I did however have some support from some old friends of mine. I did think that these people had abandoned me and forgotten I existed because of my reversion. However this past week I received a facebook message from one of them asking why they hadn't heard from me and that they supported me no matter what and that they still loved me. I thought it was very surprising and it was heart warming. This weekend another old friend came and visited, and we discussed some things...catching up like nothing had happened. I was unconsciously avoiding them because I felt that they were rejected me for my changed religion and habits ( they drink/club/date etc...) and I just never asked the golden question, "Are we still friends?" I feel that one of my weaknesses is to avoid uncomfortable confrontations like that, and just avoid them. I feel regret towards this because apparently they were slightly offended I hadn't updated them about what was going on..I urge anyone who is reverting to Islam to confront the issue with people directly;they could surprise you.
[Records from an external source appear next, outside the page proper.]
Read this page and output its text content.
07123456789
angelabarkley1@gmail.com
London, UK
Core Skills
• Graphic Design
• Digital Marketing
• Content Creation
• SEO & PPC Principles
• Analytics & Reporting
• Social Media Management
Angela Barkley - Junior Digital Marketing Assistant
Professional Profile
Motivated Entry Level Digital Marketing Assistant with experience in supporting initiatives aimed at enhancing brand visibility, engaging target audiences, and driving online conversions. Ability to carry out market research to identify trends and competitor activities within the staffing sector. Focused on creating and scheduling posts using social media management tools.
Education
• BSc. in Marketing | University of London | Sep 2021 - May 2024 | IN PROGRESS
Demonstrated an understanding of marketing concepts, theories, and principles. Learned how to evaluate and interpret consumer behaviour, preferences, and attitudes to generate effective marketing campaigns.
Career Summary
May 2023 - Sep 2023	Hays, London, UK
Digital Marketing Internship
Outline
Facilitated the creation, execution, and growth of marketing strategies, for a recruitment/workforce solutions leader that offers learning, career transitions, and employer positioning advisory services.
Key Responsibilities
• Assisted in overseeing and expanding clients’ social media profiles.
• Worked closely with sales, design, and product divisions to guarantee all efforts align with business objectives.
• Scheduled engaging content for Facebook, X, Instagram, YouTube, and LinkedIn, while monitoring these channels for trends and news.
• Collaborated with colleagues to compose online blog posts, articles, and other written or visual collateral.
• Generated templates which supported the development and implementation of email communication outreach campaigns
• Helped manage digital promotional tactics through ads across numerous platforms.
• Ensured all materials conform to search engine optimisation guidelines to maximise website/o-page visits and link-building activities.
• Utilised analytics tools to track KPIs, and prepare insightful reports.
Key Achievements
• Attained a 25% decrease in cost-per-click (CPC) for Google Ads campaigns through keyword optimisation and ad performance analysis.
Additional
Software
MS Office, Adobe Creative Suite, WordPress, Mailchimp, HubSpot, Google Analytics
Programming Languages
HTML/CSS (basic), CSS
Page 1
I really feel like we missed a lot of time because of this avoidance. I have known these people for 12 years, and I thought they would stop talking to me because I bettered myself???? I am just so stunned and ashamed at my behavior, and frankly a little embarrassed. I don't know why I am avoiding people I grew up with like the plague. I just feel so uncomfortable in hijab in my home town, and in front of people who knew me as a non muslim. I feel like I'm wearing a costume that they can see right through. Please pray that I will overcome this self conscious issue.